The 17 governors of the southern states, including Obaseki, had, in a meeting held in Lagos on July 5, 2021, urged all the states in the region to enact the law against open grazing of cattle on or before September 1, 2021.
But Obaseki yesterday said that: “To sign the law is always easy, but it doesn’t make sense to enact a law that you can’t enforce”.
He said he would not rely on needless arguments by some individuals who were intolerant of herders to enact a law that would be difficult to implement in Edo State, hence the need for the town hall meeting.
“The best way to enforce a law is to bring everybody that is affected together so that nobody would say this is not what we agreed on and the law can then be enforced.
“As long as we’ve decided that we’ll eat meat and drink milk, we’ll have to sit down and rearrange the business, engaging the people who are producing these foods on how they must organize themselves.

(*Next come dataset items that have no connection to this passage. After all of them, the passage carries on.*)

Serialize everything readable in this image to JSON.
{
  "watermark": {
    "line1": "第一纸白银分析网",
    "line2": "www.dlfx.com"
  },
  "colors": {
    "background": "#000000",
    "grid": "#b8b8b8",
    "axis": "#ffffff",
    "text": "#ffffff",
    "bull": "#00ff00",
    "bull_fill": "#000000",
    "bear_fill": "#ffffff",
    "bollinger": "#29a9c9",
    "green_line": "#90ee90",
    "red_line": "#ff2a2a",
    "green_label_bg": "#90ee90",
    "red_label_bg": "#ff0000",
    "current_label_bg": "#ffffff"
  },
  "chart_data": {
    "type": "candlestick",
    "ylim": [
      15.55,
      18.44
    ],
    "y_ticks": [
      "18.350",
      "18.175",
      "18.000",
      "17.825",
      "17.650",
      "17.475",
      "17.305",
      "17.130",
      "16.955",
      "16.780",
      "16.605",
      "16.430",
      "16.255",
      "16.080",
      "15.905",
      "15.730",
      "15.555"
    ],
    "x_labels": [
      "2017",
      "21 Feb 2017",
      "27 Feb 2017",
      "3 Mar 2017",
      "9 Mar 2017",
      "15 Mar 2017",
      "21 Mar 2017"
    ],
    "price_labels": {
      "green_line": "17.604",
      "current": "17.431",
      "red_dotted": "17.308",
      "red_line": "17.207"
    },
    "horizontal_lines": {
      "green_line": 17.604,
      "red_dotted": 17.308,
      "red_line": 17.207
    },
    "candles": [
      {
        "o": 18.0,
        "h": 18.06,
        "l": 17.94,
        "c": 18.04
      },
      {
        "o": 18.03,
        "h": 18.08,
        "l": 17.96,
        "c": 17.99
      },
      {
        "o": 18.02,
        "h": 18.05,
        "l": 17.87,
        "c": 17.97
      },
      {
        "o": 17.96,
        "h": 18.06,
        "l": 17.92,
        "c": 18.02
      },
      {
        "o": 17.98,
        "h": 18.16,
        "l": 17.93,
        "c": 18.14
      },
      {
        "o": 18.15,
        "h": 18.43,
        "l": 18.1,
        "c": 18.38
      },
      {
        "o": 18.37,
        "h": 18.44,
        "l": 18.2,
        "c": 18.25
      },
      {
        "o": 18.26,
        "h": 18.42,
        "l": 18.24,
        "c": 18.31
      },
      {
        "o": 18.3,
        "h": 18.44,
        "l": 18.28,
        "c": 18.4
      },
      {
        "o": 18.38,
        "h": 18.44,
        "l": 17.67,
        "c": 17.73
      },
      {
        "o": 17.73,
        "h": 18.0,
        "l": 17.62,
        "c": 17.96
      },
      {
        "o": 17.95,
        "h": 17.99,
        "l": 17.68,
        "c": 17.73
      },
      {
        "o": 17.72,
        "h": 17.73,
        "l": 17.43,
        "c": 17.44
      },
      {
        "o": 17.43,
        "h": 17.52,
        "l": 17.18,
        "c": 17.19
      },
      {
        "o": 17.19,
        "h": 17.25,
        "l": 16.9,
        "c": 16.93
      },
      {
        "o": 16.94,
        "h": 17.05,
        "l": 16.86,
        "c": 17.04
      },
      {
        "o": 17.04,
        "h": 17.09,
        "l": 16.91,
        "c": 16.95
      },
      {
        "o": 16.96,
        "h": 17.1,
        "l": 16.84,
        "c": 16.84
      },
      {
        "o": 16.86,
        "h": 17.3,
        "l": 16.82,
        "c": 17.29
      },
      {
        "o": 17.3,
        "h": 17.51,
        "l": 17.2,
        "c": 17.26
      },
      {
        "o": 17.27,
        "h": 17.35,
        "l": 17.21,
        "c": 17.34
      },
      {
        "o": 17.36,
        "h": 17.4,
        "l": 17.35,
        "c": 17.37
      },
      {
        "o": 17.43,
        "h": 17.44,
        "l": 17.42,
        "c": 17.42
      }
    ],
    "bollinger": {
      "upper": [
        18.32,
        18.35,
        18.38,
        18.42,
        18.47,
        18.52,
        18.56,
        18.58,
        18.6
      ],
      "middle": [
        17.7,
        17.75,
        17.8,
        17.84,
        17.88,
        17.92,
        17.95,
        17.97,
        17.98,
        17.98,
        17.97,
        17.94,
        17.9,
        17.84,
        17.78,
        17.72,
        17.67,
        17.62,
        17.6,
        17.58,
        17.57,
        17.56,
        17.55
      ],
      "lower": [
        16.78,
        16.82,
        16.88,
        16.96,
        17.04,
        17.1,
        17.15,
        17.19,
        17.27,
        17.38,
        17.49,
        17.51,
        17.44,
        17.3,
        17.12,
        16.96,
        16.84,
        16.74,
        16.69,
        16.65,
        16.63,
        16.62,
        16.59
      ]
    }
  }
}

“Let’s not play politics with this issue; let’s deal with it honestly and openly. There are security implications because some people have now joined and are using these herders to perpetuate insecurity.
“My worry is that if we don’t separate them so that we can know those people using cattle herding to perpetrate crime and insecurity in our state, we’ll be missing the point.
“There are people doing their legitimate business of herding cattle and producing meat, and there are criminals who want to destabilise our country and state,” he said.
The state chairman of the Cattle Breeders’ Association, Mohammed Fosal, exonerated indigenous herders from reported killings as well as farmers and herders conflicts in the state.